# Bayes

A python library for studying Bayes' theorem.

## Tutorial

Let us assume that a child has fallen over. This happens with probability .2.

If they have fallen over, they might have hurt themselves seriously. The probability of hurting themselves seriously when they have fallen over is .1.

We know that the probability of them hurting themselves seriously is 0.05.

We would like to wort out the probability that they have fallen if they hurt themselves seriously.

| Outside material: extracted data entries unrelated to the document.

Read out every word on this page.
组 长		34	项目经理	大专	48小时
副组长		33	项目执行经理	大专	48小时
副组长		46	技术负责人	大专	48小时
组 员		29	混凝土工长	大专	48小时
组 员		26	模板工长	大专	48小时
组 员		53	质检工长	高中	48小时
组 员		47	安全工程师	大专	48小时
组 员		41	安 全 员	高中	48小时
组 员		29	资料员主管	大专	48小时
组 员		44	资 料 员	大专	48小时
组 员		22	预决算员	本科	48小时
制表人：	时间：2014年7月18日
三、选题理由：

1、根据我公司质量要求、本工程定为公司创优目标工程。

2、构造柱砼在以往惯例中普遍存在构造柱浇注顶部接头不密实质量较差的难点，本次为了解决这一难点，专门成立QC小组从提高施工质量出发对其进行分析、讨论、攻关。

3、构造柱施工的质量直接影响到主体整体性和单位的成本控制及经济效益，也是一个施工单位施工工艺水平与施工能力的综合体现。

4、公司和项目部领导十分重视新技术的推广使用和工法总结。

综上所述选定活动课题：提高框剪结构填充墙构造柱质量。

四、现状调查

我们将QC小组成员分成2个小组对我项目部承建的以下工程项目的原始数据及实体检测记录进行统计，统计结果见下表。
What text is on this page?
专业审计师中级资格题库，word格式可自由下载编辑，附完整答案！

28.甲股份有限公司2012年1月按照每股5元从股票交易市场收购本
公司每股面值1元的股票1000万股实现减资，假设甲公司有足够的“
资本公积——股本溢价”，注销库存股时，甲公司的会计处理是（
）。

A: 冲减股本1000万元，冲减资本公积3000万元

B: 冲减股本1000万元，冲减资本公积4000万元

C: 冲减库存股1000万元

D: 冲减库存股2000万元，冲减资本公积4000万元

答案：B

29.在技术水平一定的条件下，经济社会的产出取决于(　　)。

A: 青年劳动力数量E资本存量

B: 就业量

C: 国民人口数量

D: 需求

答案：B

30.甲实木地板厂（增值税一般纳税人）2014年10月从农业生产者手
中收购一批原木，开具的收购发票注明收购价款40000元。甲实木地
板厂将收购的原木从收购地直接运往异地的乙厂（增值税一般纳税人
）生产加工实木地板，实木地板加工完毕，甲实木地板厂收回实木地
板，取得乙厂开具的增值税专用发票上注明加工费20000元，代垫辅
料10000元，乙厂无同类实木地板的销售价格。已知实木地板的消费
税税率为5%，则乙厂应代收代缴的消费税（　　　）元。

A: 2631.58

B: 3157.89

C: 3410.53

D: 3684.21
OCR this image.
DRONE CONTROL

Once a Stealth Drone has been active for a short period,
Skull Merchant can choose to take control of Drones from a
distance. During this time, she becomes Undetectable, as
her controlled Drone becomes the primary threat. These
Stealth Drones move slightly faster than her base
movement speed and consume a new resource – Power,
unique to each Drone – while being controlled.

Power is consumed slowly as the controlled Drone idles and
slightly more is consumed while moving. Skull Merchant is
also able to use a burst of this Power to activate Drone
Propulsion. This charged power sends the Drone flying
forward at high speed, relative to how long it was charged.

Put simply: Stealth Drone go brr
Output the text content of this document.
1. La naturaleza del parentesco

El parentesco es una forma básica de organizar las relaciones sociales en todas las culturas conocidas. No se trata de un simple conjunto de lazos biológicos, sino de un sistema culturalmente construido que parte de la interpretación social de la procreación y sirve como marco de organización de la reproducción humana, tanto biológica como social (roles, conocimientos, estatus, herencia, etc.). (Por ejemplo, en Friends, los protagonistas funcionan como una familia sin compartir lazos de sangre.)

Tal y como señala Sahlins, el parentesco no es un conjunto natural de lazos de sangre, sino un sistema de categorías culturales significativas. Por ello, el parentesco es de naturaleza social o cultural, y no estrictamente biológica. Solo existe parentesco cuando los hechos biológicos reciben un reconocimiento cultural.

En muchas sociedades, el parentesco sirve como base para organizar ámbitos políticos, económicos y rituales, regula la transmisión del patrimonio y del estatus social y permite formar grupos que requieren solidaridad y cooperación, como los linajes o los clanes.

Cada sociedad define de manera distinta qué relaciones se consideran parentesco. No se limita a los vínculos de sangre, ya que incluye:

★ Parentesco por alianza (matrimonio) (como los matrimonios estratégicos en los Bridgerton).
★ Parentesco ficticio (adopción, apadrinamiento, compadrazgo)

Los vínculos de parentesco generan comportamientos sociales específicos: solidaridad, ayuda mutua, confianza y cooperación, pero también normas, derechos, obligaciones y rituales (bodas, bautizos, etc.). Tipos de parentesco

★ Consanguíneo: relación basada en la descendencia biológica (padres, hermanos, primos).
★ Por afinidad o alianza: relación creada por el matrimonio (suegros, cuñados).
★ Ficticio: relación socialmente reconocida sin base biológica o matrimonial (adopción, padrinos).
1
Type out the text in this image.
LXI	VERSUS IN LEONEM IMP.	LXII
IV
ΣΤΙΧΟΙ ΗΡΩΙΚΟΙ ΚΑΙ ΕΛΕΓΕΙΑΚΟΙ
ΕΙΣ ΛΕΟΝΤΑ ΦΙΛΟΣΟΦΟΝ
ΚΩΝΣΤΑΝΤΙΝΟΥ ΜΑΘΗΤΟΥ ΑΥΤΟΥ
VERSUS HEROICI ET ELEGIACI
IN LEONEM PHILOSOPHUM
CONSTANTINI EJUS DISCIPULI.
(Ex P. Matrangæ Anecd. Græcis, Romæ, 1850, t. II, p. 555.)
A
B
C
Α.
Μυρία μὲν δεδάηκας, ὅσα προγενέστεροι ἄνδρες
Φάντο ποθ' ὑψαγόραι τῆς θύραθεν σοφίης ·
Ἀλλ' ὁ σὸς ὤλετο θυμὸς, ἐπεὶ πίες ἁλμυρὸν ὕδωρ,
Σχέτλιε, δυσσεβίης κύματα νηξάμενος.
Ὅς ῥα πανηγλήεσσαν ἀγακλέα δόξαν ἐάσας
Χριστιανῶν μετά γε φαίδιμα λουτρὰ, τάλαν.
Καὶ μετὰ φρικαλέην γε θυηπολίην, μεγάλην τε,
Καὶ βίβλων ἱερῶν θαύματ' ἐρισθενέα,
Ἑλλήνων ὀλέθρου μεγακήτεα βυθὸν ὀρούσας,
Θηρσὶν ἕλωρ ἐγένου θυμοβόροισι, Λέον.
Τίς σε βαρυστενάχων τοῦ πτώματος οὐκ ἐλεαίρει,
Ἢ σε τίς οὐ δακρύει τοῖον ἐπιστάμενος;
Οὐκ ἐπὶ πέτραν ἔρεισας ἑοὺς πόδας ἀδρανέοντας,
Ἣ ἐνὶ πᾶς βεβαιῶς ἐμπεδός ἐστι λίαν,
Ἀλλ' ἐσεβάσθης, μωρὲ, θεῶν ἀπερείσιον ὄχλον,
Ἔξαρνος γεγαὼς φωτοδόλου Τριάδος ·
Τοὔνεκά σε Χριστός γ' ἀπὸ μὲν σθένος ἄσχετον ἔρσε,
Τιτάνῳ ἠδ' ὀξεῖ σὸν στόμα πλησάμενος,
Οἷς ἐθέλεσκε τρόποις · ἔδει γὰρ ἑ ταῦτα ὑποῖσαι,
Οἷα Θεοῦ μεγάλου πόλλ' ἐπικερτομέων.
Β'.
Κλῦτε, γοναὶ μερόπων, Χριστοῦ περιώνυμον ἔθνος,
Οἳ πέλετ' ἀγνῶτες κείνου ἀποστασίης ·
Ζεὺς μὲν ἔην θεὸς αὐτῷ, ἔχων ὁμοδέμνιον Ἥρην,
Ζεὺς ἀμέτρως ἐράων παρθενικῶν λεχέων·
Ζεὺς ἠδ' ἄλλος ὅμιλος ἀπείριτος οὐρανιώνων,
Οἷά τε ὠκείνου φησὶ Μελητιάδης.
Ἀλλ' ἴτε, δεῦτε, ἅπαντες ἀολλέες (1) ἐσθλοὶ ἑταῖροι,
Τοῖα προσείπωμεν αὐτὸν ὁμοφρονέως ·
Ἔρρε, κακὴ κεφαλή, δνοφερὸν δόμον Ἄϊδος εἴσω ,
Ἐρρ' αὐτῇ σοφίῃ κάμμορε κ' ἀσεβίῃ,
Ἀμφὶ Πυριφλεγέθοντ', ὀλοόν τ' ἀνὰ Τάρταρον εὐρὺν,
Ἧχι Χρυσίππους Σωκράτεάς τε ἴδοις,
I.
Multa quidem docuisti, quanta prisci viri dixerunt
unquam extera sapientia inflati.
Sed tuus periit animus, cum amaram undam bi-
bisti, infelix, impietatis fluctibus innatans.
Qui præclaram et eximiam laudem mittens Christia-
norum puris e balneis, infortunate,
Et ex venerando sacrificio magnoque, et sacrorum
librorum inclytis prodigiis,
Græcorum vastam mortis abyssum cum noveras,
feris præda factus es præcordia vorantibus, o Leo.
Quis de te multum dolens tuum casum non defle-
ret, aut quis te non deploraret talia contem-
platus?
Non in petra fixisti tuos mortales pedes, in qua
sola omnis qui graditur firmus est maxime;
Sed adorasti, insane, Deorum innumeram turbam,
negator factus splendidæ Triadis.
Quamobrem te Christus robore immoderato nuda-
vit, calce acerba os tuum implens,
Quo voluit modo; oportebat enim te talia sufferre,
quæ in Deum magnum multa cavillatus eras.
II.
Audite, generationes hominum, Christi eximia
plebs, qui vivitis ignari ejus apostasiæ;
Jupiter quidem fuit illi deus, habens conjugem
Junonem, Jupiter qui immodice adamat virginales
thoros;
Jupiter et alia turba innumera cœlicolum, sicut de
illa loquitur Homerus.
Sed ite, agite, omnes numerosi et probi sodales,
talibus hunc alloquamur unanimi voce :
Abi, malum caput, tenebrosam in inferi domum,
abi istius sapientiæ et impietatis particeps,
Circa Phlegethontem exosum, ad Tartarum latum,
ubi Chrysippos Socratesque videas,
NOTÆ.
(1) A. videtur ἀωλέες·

We can use Bayes' theorem for this, and indeed use the bayes python library for this. First let us define the various parameters:

```python
>>> import bayes
>>> conditional_probability = 0.1
>>> marginal_probability = 0.05
>>> prior_probability = .2

```

Having done this we can now calculate the probability:

```python
>>> posterior = bayes.compute_posterior(marginal=marginal_probability, prior=prior_probability, conditional=conditional_probability)
>>> round(posterior, 1)
0.4

```

## How to guide

### How to compute the posterior

To compute the posterior probability given a `marginal`, `prior` and `conditional` you use:

```python
>>> import bayes
>>> bayes.compute_posterior(conditional=1 / 2, prior=1 / 4, marginal=1 / 3)
0.375

```

## Discussion

Bayes' theorem is credited to Thomas Bayes who published the following result in 1763:

$$
    P(A | B) = \frac{P(B | A) P(A)}{P(B)}
$$

Proofs of this and examples can be found in [1]. A good way of presenting the relationship is as so:

$$
    P(A | B)P(B) = P(B | A) P(A)
$$

As both the right hand side and the left hand side are equivalent to $P(A \cap B)$.

## Reference

### List of functionality

A list of functionality in this library is:

- `compute_posterior`

### Bibliography

[1] Starnes, Daren S., Josh Tabor, and Luke Wilcox. Statistics and probability with applications. Bedford, Freeman & Worth High School Publishers, 2017.